Consider the following method:

public static boolean isPrime(int n) {
    return ! (new String(new char[n])).matches(".?|(..+?)\\1+");
}

I've never been a regular expression guru, so can anyone fully explain how this method actually works? Furthermore, is it efficient compared to other possible methods for determining whether an integer is prime?

回答1:

First, note that this regex applies to numbers represented in a unary counting system, i.e.

1       is 1
11      is 2
111     is 3
1111    is 4
11111   is 5
111111  is 6
1111111 is 7

and so on.
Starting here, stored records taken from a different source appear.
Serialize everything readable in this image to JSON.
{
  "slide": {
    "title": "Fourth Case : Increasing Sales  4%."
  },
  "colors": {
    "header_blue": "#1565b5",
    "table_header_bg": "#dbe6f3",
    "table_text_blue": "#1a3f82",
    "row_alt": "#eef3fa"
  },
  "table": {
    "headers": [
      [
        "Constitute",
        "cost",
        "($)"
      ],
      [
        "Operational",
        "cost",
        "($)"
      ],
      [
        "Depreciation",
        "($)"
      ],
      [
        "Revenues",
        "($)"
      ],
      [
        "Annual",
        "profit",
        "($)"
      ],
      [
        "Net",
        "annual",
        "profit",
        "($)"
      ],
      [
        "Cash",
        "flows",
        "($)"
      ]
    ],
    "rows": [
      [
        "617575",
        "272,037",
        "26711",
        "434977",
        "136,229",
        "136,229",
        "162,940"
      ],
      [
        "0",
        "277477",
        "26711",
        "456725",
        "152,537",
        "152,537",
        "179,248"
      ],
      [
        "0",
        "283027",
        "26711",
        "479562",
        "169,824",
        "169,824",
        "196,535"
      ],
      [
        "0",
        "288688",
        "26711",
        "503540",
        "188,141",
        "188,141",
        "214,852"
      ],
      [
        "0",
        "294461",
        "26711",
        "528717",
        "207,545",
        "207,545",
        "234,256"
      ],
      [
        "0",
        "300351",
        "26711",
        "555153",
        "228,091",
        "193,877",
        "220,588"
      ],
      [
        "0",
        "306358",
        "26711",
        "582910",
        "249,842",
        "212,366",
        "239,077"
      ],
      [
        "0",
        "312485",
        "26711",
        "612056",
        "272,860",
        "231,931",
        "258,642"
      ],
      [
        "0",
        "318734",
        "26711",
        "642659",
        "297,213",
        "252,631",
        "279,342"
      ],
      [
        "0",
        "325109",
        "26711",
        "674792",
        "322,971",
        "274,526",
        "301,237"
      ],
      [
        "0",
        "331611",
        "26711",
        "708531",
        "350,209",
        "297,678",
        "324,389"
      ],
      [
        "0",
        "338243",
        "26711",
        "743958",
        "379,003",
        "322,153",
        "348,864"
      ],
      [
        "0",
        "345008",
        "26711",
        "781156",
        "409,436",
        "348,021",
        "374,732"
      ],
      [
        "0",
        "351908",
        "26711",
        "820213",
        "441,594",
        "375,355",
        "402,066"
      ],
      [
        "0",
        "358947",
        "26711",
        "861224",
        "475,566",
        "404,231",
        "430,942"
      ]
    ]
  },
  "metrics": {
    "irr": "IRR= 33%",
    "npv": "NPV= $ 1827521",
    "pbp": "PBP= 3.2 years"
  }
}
Really, any character can be used (hence the .s in the expression), but I'll use "1".

Second, note that this regex matches composite (non-prime) numbers; thus negation detects primality.


Explanation:

The first half of the expression,

.?

says that the strings "" (0) and "1" (1) are matches, i.e. not prime (by definition, though arguable.)

The second half, in simple English, says:

Match the shortest string whose length is at least 2, for example, "11" (2). Now, see if we can match the entire string by repeating it. Does "1111" (4) match? Does "111111" (6) match? Does "11111111" (8) match? And so on. If not, then try it again for the next shortest string, "111" (3). Etc.
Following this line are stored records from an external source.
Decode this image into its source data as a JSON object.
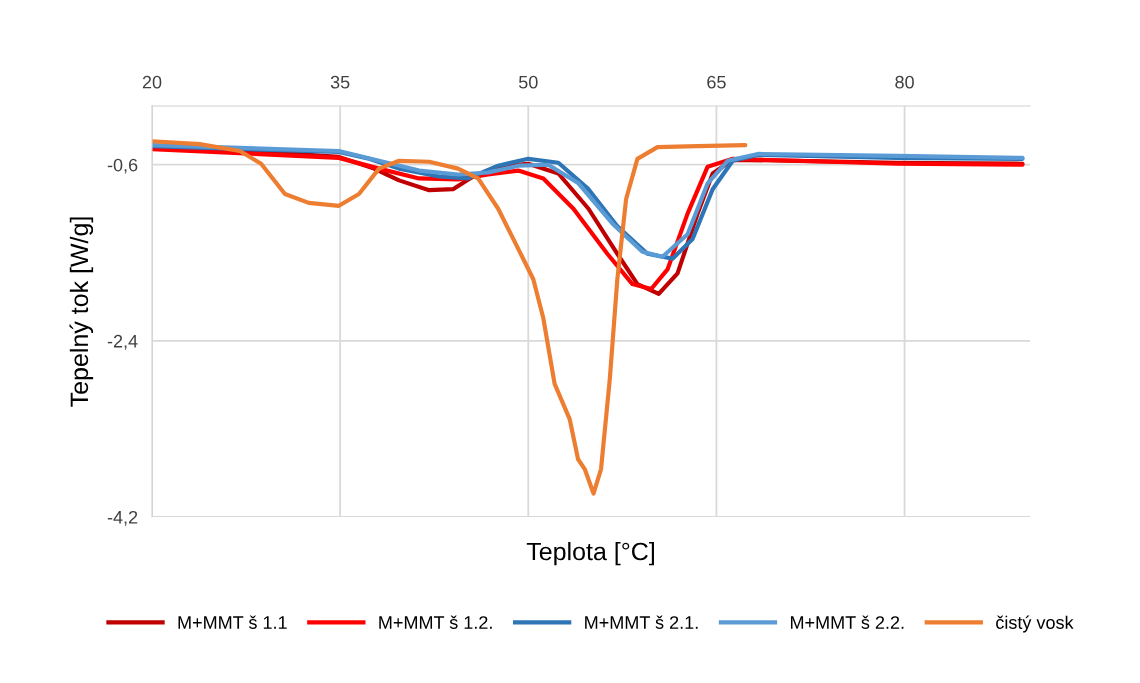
{
  "chart_data": {
    "type": "line",
    "xlabel": "Teplota [°C]",
    "ylabel": "Tepelný tok [W/g]",
    "xlim": [
      20,
      90
    ],
    "xticks": [
      20,
      35,
      50,
      65,
      80
    ],
    "ylim": [
      -4.2,
      0
    ],
    "yticks": [
      {
        "value": -0.6,
        "label": "-0,6"
      },
      {
        "value": -2.4,
        "label": "-2,4"
      },
      {
        "value": -4.2,
        "label": "-4,2"
      }
    ],
    "grid": true,
    "legend": "bottom",
    "marker": "none",
    "line_style": "solid",
    "series": [
      {
        "name": "M+MMT š 1.1",
        "color": "#c00000",
        "x": [
          20,
          27.8,
          34.9,
          37.7,
          39.7,
          42.1,
          44.0,
          45.6,
          47.6,
          50,
          52.4,
          54.8,
          57.1,
          58.7,
          60.4,
          61.9,
          63.5,
          64.7,
          66.3,
          71.4,
          79.4,
          89.4
        ],
        "values": [
          -0.43,
          -0.46,
          -0.52,
          -0.64,
          -0.76,
          -0.86,
          -0.85,
          -0.72,
          -0.62,
          -0.59,
          -0.69,
          -1.05,
          -1.51,
          -1.82,
          -1.92,
          -1.71,
          -1.1,
          -0.69,
          -0.55,
          -0.56,
          -0.58,
          -0.59
        ]
      },
      {
        "name": "M+MMT š 1.2.",
        "color": "#ff0000",
        "x": [
          20,
          34.9,
          38.1,
          41.3,
          44.4,
          46.8,
          49.2,
          51.2,
          53.6,
          56.3,
          58.3,
          59.8,
          61.1,
          62.7,
          64.3,
          66.3,
          79.4,
          89.4
        ],
        "values": [
          -0.44,
          -0.53,
          -0.64,
          -0.74,
          -0.75,
          -0.7,
          -0.66,
          -0.74,
          -1.05,
          -1.51,
          -1.82,
          -1.87,
          -1.67,
          -1.1,
          -0.62,
          -0.54,
          -0.59,
          -0.6
        ]
      },
      {
        "name": "M+MMT š 2.1.",
        "color": "#2e75b6",
        "x": [
          20,
          34.9,
          37.3,
          39.7,
          42.9,
          45.2,
          47.6,
          50,
          52.4,
          54.8,
          57.1,
          59.5,
          61.5,
          63.1,
          64.7,
          66.3,
          68.3,
          79.4,
          89.4
        ],
        "values": [
          -0.41,
          -0.47,
          -0.54,
          -0.64,
          -0.72,
          -0.74,
          -0.61,
          -0.54,
          -0.58,
          -0.85,
          -1.23,
          -1.51,
          -1.56,
          -1.36,
          -0.85,
          -0.56,
          -0.5,
          -0.53,
          -0.54
        ]
      },
      {
        "name": "M+MMT š 2.2.",
        "color": "#5b9bd5",
        "x": [
          20,
          34.9,
          38.1,
          41.3,
          44.4,
          46.8,
          49.2,
          51.6,
          54.0,
          56.7,
          59.1,
          60.7,
          62.7,
          64.3,
          65.9,
          68.3,
          79.4,
          89.4
        ],
        "values": [
          -0.4,
          -0.46,
          -0.56,
          -0.66,
          -0.7,
          -0.68,
          -0.61,
          -0.6,
          -0.79,
          -1.2,
          -1.49,
          -1.54,
          -1.31,
          -0.79,
          -0.56,
          -0.49,
          -0.51,
          -0.53
        ]
      },
      {
        "name": "čistý vosk",
        "color": "#ed7d31",
        "x": [
          20,
          23.8,
          27,
          28.7,
          30.6,
          32.5,
          34.9,
          36.5,
          38.1,
          39.7,
          42.1,
          44.4,
          46.0,
          47.6,
          49.2,
          50.4,
          51.2,
          52.1,
          53.3,
          53.97,
          54.5,
          55.2,
          55.8,
          56.5,
          57.1,
          57.8,
          58.7,
          60.3,
          63.5,
          67.3
        ],
        "values": [
          -0.36,
          -0.39,
          -0.46,
          -0.59,
          -0.9,
          -0.99,
          -1.02,
          -0.9,
          -0.64,
          -0.56,
          -0.57,
          -0.64,
          -0.74,
          -1.05,
          -1.46,
          -1.77,
          -2.17,
          -2.84,
          -3.2,
          -3.61,
          -3.71,
          -3.96,
          -3.71,
          -2.79,
          -1.77,
          -0.95,
          -0.54,
          -0.42,
          -0.41,
          -0.4
        ]
      }
    ]
  }
}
You can now see how, if the original string can't be matched as a multiple of its substrings, then by definition, it's prime!
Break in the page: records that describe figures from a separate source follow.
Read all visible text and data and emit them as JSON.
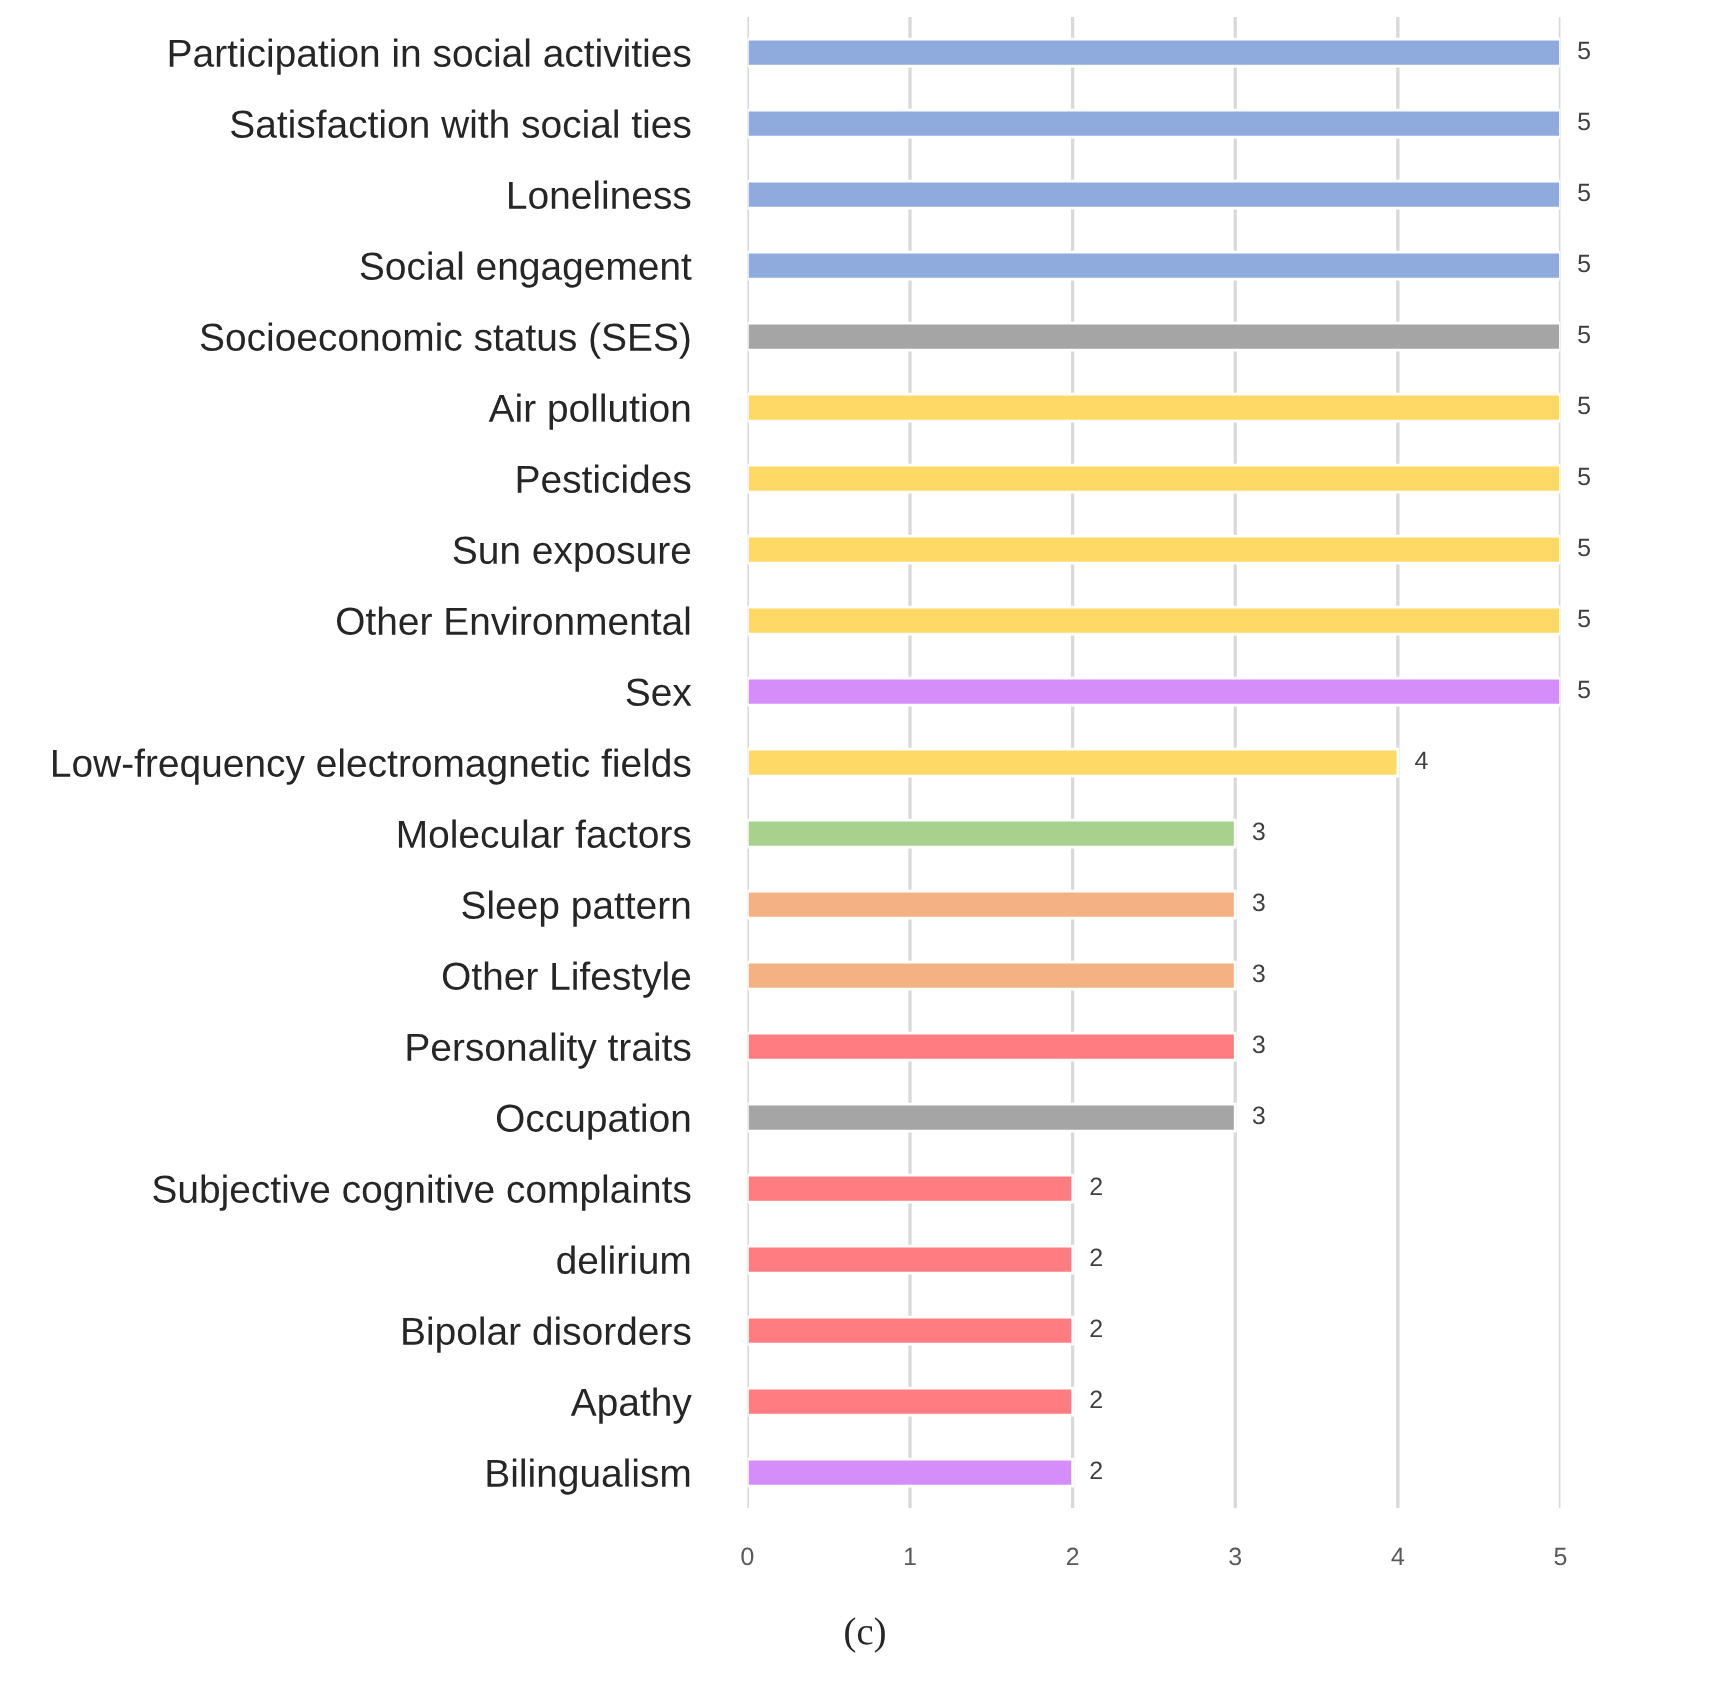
{
  "chart_data": {
    "type": "bar",
    "orientation": "horizontal",
    "categories": [
      "Participation in social activities",
      "Satisfaction with social ties",
      "Loneliness",
      "Social engagement",
      "Socioeconomic status (SES)",
      "Air pollution",
      "Pesticides",
      "Sun exposure",
      "Other Environmental",
      "Sex",
      "Low-frequency electromagnetic fields",
      "Molecular factors",
      "Sleep pattern",
      "Other Lifestyle",
      "Personality traits",
      "Occupation",
      "Subjective cognitive complaints",
      "delirium",
      "Bipolar disorders",
      "Apathy",
      "Bilingualism"
    ],
    "values": [
      5,
      5,
      5,
      5,
      5,
      5,
      5,
      5,
      5,
      5,
      4,
      3,
      3,
      3,
      3,
      3,
      2,
      2,
      2,
      2,
      2
    ],
    "colors": [
      "#8faadc",
      "#8faadc",
      "#8faadc",
      "#8faadc",
      "#a5a5a5",
      "#ffd966",
      "#ffd966",
      "#ffd966",
      "#ffd966",
      "#d58ef9",
      "#ffd966",
      "#a9d18e",
      "#f4b183",
      "#f4b183",
      "#ff7c80",
      "#a5a5a5",
      "#ff7c80",
      "#ff7c80",
      "#ff7c80",
      "#ff7c80",
      "#d58ef9"
    ],
    "xlim": [
      0,
      5
    ],
    "xticks": [
      0,
      1,
      2,
      3,
      4,
      5
    ],
    "grid": "x",
    "data_labels": true,
    "annotations": [
      "(c)"
    ]
  }
}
BTW, the non-greedy operator ? is what makes the "algorithm" start from the shortest and count up.


Efficiency:

It's interesting, but certainly not efficient, by various arguments, some of which I'll consolidate below:

  • As @TeddHopp notes, the well-known sieve-of-Eratosthenes approach would not bother to check multiples of integers such as 4, 6, and 9, having been "visited" already while checking multiples of 2 and 3. Alas, this regex approach exhaustively checks every smaller integer.

  • As @PetarMinchev notes, we can "short-circuit" the multiples-checking scheme once we reach the square root of the number. We should be able to because a factor greater than the square root must partner with a factor lesser than the square root (since otherwise two factors greater than the square root would produce a product greater than the number), and if this greater factor exists, then we should have already encountered (and thus, matched) the lesser factor.

  • As @Jesper and @Brian note with concision, from a non-algorithmic perspective, consider how a regular expression would begin by allocating memory to store the string, e.g. char[9000] for 9000. Well, that was easy, wasn't it? ;)

  • As @Foon notes, there exist probabilistic methods which may be more efficient for larger numbers, though they may not always be correct (turning up pseudoprimes instead). But also there are deterministic tests that are 100% accurate and far more efficient than sieve-based methods. Wolfram's has a nice summary.



回答2:

The unary characteristics of primes and why this works has already been covered. So here's a test using conventional approaches and this approach:

public class Main {

    public static void main(String[] args) {
        long time = System.nanoTime();
        for (int i = 2; i < 10000; i++) {
            isPrimeOld(i);
        }
        time = System.nanoTime() - time;
        System.out.println(time + " ns (" + time / 1000000 + " ms)");
        time = System.nanoTime();
        for (int i = 2; i < 10000; i++) {
            isPrimeRegex(i);
        }
        time = System.nanoTime() - time;
        System.out.println(time + " ns (" + time / 1000000 + " ms)");
        System.out.println("Done");
    }

    public static boolean isPrimeRegex(int n) {
        return !(new String(new char[n])).matches(".?|(..+?)\\1+");
    }

    public static boolean isPrimeOld(int n) {
        if (n == 2)
            return true;
        if (n < 2)
            return false;
        if ((n & 1) == 0)
            return false;
        int limit = (int) Math.round(Math.sqrt(n));
        for (int i = 3; i <= limit; i += 2) {
            if (n % i == 0)
                return false;
        }
        return true;
    }
}

This test computes whether or not the number is prime up to 9,999, starting from 2. And here's its output on a relatively powerful server:

8537795 ns (8 ms)
30842526146 ns (30842 ms)
Done

So it is grossly inefficient once the numbers get large enough. (For up to 999, the regex runs in about 400 ms.) For small numbers, it's fast, but it's still faster to generate the primes up to 9,999 the conventional way than it is to even generate primes up to 99 the old way (23 ms).



回答3:

This is not a really efficient way to check if a number is prime(it checks every divisor).

An efficient way is to check for divisors up to sqrt(number). This is if you want to be certain if a number is prime. Otherwise there are probabilistic primality checks which are faster, but not 100% correct.